Jesus knows this was hard work and the first thing he does for the apostles when they return is to present a gracious invitation. It is an invitation to “come away to a deserted place all by yourselves and rest awhile.” Jesus knows the energy required to reach out and heal people. Jesus knows the fatigue of endless compassion. As he tries to get away in prayer, it seems there is always a crowd showing up. Even in today’s lesson, after Jesus invites the apostles to come away, they find themselves on the shore in Gennesaret with a crowd of people waiting to see them with the hopes of Jesus easing their suffering.
Jesus never says enough. Jesus never says, go find someone else. Jesus continues to reach out and heal every person who has come to him. Jesus is truly present to be with all who come to him in their suffering and makes them feel loved. This was the example the apostles had to look up to. Jesus’ life is the penultimate model for us when we want to reach out with love and compassion. Jesus is here for us. Can we be there for others?
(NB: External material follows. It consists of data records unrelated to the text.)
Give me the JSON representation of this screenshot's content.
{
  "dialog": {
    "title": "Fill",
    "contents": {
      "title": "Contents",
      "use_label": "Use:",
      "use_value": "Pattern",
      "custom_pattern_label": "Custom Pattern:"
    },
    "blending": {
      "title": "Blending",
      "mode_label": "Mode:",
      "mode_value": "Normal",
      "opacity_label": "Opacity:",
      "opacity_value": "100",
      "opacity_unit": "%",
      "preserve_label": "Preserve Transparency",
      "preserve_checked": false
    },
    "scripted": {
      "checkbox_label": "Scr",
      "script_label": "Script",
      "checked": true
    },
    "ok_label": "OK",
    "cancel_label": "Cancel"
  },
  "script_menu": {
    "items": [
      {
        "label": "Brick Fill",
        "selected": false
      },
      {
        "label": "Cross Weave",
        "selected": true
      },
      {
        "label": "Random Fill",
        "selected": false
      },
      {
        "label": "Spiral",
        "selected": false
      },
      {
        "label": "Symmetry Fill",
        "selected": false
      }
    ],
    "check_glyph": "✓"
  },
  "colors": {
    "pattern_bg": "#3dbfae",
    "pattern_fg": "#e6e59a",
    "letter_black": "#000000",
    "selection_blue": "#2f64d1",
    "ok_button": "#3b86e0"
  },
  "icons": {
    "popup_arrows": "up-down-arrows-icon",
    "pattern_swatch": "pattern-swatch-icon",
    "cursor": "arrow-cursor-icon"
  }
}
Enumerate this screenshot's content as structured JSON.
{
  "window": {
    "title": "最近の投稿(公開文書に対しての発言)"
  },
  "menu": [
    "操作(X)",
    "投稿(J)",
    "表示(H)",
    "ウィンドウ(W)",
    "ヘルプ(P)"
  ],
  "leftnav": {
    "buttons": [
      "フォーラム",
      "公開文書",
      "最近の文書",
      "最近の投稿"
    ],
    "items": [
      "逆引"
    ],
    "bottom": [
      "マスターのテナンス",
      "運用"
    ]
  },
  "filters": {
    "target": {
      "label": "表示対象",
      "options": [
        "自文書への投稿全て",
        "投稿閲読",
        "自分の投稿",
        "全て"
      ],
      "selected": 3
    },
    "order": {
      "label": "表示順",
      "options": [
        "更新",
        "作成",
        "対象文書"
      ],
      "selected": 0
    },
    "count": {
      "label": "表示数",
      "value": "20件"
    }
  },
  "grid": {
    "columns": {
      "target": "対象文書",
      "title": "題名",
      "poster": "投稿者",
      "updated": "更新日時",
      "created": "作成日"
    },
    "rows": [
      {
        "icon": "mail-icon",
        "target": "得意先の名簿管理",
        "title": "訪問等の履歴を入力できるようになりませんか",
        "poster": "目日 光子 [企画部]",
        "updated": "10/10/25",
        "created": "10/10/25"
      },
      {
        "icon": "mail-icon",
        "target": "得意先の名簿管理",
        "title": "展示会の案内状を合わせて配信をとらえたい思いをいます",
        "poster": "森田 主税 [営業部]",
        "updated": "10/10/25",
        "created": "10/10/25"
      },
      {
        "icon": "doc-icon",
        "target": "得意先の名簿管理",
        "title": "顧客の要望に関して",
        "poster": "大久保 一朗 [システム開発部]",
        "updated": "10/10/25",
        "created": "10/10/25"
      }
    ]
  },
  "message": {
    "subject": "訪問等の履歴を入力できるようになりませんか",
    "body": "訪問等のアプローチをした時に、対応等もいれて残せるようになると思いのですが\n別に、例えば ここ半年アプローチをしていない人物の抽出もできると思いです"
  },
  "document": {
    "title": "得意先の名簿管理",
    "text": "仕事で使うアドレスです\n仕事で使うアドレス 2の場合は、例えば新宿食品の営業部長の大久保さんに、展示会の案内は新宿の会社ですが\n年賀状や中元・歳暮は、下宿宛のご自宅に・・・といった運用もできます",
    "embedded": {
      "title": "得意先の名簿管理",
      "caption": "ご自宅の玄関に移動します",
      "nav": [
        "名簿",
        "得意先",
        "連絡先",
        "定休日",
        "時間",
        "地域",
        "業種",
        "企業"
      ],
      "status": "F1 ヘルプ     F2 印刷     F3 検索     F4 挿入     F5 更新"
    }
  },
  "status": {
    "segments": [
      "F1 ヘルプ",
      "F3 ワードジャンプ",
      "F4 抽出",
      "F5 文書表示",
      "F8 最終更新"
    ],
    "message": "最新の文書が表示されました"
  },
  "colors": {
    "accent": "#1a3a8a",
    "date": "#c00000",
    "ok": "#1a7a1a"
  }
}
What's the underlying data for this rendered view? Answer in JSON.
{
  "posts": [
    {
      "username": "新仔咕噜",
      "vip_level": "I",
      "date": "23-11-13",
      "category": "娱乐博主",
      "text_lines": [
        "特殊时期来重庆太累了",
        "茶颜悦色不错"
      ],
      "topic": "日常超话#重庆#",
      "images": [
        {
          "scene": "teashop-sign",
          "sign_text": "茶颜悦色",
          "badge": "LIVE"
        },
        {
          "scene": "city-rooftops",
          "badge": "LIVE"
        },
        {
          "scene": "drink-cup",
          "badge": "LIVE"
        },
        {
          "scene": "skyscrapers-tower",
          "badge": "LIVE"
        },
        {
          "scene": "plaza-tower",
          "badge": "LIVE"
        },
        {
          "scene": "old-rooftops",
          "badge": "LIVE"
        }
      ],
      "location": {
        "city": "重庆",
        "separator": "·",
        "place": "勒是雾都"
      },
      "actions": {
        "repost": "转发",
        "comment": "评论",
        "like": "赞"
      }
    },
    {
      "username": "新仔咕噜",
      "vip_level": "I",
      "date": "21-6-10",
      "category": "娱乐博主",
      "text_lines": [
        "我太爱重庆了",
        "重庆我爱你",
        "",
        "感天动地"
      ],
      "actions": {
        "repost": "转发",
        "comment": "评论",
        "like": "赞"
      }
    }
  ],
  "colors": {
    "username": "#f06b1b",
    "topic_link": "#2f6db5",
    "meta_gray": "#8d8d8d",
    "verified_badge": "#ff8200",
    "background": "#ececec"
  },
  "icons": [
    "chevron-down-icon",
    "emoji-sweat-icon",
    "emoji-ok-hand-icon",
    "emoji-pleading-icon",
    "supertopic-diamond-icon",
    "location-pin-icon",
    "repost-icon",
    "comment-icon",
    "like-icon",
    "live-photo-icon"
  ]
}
We complicate compassion. We get in our own way. It is easy to feel overwhelmed and want to step away from it all. When we do, we close ourselves off to others and we fail to listen. Or we begin listening to the wrong messenger. You do not need to be in a position of power or authority to share in compassion with Jesus. All you need is the willingness to open your heart to this beautiful creation God has placed around us. The beautiful creation of humanity. The beautiful creation of nature. The beautiful creation found in the awe, mystery, and wonder of God. Being open to this beautiful creation, knowing Jesus is here with us.
These may ways to find compassion. However, the truth is, you cannot teach compassion.
Compassion is something you learn by living. Jesus’ entire ministry is one which revolves around compassion. Compassion for the apostles who are returning from their first outing of teaching and healing on their own. Compassion for the crowds gathered along the shore who just wish to touch the fringe of Jesus’ cloak. No matter where, or how you find yourself, Jesus is present to offer compassion and love. In his compassion, Jesus walks with us in our suffering and showers us with a love which has no equal. May you learn and begin to embody the compassion in which Jesus has for all creation. May you have compassion for the neighbor and stranger alike. May you share the love of Christ with everyone you encounter.